Поднявшись по ступенькам, я первым делом увидел свои вещи, сложенные на полу. На меня дохнуло сухостью жары и прокаленного зноем дерева. Послышались голоса, в том числе и голос Вилли, крикнувший из комнаты, где, очевидно, шла раздача почты: "Есть!", я же вошел в дверь с надписью "Полевая почта No ...". Номер этот я потом часто видел на открытках, которые забирал для Вашего брата и отвозил ему в Ларнтон. Полагаю, Вы этот номер тоже уже не забудете.
Исполнив на пороге церемонию отдания чести, я тотчас же услышал голос с жестким саксонским выговором. Там, откуда он доносился, я узрел старшего лейтенанта, жгучего брюнета с пышной пижонской прической, и первым делом подумал, что красная ленточка Железного креста замечательно подходит к его смоляным, будто нафабренным волосам. Ему было около сорока, он тоже носил усы, разумеется, черные, и при виде этих усов я невольно снова отметил, как замечательно гармонирует их черный цвет с серебряным эсэсовским значком.
- Ага! - произнес этот человек, едва он меня увидел.

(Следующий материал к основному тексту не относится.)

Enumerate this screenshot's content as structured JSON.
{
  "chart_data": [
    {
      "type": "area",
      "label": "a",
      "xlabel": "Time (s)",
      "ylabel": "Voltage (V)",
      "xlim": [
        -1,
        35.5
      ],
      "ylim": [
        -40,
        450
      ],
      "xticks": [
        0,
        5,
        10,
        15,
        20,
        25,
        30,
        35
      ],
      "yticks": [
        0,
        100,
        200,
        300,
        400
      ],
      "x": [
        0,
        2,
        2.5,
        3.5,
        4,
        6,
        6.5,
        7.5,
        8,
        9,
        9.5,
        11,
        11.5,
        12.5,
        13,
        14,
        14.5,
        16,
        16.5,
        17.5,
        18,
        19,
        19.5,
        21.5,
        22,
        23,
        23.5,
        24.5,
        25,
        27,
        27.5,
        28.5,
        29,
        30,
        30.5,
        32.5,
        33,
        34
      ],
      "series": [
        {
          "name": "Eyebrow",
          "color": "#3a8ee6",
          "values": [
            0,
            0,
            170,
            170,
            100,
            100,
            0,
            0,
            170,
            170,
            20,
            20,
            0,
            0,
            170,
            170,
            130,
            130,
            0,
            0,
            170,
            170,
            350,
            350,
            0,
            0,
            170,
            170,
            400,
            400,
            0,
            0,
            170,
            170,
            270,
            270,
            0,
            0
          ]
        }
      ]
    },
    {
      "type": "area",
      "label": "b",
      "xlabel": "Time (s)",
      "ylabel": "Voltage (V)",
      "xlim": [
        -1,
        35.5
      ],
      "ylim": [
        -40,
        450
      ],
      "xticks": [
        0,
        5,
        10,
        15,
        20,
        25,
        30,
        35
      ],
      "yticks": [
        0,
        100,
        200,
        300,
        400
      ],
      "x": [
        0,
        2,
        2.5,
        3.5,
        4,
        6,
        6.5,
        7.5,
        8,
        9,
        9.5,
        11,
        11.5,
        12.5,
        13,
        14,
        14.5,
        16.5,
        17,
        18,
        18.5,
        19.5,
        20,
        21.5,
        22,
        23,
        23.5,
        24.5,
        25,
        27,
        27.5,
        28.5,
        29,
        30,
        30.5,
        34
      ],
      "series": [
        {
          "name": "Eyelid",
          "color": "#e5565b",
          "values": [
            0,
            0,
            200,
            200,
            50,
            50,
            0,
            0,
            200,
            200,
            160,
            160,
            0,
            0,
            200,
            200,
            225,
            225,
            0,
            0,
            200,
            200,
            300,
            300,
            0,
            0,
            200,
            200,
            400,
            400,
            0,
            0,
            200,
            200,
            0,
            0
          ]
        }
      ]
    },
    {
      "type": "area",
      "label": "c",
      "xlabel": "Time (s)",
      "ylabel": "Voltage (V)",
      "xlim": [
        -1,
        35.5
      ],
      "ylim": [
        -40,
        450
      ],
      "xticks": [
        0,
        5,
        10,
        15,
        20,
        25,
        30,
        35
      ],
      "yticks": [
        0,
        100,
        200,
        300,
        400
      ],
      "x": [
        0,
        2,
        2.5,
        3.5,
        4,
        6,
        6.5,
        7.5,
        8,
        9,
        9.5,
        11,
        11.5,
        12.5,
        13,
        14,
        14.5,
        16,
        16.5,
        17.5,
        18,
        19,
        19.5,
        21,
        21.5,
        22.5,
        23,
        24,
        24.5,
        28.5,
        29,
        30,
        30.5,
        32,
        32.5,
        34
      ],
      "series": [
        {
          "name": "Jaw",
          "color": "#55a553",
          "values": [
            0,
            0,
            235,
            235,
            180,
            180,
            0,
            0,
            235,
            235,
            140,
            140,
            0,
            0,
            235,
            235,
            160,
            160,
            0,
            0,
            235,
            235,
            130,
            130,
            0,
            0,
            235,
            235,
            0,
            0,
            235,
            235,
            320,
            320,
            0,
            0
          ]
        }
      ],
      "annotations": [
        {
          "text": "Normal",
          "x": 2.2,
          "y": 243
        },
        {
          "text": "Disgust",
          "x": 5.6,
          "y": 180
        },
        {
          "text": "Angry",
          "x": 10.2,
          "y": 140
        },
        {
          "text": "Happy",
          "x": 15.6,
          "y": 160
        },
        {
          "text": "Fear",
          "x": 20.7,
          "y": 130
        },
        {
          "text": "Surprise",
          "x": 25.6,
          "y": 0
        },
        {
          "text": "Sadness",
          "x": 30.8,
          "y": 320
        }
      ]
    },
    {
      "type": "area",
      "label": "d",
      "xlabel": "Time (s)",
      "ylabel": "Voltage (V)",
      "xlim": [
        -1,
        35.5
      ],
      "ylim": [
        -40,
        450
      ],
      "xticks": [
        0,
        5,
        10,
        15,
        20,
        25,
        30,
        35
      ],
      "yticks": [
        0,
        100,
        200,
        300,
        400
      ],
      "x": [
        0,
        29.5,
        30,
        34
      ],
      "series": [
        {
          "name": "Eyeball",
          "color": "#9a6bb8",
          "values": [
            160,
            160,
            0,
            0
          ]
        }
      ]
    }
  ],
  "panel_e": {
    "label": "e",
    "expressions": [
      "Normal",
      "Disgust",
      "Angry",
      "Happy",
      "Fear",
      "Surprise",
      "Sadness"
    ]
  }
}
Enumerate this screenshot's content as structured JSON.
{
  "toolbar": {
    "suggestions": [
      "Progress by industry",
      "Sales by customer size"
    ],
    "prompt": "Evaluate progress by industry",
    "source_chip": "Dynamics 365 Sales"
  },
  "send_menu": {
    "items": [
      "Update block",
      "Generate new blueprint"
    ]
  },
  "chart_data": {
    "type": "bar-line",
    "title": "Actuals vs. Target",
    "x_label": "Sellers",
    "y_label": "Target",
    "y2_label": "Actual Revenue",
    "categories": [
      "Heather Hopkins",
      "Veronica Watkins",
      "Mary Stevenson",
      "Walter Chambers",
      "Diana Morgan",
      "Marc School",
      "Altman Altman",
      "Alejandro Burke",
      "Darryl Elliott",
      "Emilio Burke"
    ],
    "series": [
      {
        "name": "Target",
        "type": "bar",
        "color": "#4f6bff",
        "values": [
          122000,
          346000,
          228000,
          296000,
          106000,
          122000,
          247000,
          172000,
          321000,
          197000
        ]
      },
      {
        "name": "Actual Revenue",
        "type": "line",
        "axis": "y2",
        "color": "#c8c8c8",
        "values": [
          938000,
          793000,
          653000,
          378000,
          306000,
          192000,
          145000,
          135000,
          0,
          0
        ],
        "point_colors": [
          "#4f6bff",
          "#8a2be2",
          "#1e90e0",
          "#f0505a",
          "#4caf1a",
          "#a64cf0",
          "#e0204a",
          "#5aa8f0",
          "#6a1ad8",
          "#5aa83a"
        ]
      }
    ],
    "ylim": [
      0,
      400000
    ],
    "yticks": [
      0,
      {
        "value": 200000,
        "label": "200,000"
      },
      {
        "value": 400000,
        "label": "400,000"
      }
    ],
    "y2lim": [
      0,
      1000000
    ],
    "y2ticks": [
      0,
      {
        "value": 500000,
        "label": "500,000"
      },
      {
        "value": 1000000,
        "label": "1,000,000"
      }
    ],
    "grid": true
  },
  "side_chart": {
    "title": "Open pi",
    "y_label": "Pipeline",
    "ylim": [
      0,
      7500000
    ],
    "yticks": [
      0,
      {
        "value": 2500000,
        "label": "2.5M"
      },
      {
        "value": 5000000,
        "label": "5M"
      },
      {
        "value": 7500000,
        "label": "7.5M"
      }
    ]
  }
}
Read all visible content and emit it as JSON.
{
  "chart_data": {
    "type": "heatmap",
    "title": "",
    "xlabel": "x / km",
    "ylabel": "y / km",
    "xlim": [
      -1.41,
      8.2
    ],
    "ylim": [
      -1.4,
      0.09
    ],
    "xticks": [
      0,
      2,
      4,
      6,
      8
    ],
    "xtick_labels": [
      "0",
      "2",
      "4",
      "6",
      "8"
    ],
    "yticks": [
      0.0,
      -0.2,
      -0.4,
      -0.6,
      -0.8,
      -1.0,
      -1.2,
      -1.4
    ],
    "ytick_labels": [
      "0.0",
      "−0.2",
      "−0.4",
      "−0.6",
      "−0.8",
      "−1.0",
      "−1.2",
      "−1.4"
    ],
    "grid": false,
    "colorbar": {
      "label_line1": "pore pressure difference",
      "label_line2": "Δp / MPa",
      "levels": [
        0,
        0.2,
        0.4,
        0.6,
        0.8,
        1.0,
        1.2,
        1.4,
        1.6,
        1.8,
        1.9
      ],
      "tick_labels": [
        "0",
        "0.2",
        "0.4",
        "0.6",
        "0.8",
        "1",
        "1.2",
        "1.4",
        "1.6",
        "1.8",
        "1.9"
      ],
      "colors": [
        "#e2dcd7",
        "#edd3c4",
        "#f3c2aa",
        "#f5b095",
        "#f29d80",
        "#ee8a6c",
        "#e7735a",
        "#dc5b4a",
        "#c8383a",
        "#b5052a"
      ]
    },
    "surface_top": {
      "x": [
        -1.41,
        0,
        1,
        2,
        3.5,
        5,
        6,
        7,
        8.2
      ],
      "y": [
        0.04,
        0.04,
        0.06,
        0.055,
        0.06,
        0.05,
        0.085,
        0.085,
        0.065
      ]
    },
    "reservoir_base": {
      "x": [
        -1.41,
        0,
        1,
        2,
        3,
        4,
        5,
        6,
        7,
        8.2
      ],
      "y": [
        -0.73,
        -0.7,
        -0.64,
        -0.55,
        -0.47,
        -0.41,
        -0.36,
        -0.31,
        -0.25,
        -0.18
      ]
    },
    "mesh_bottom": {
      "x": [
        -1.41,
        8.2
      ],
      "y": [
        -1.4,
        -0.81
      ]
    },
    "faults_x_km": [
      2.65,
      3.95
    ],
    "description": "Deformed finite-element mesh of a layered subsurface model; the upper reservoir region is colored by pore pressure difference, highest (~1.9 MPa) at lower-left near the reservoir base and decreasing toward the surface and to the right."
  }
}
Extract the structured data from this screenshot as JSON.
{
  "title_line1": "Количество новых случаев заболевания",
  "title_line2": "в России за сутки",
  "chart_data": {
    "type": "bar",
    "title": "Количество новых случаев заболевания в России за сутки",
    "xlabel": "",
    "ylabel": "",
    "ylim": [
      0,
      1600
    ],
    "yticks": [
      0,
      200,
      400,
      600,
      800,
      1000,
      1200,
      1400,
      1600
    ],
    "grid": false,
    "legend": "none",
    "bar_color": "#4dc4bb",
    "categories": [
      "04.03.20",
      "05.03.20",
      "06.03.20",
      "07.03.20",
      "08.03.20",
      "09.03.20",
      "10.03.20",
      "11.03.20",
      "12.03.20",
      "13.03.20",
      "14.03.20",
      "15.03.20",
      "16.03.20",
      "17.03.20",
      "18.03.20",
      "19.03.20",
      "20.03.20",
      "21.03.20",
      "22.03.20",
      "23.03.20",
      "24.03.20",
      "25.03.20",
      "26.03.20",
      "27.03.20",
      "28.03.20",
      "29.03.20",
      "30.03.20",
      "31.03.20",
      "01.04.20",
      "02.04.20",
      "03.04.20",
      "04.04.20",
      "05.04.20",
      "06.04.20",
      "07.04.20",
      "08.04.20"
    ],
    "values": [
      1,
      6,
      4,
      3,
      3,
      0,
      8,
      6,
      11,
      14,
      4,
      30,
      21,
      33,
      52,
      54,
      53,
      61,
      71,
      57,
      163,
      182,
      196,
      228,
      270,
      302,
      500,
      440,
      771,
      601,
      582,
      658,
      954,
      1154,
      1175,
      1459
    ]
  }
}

Сказано это было отнюдь не с насмешкой, а скорее тоном педагогической укоризны, и действительно уже через полчаса я знал, что на гражданке этот красавчик подвизался школьным учителем. За его спиной я узрел вполне нормальное лицо ротного фельдфебеля, еще молодого парня, и каменную мину писаря, которая сразу показалась мне очень симпатичной.
- Ага! - произнес, значит, этот человек. - Так вот кто у нас такой неженка, что не в силах протащить свои манатки какой-то лишний километр, не так ли?
При последних словах глаза его расширились, почти карикатурно сверкнули, он смотрел на меня с вызовом.
- Господин старший лейтенант, - ответил я, приняв в соответствии с уставом стойку "смирно", - мне показалось бессмысленным отпускать товарища порожняком на велосипеде, а самому плестись с багажом, который я и так уже от самого Крютеля на себе волок.
- От самого Крютеля! - повторил он с издевкой. Фельдфебель рассмеялся.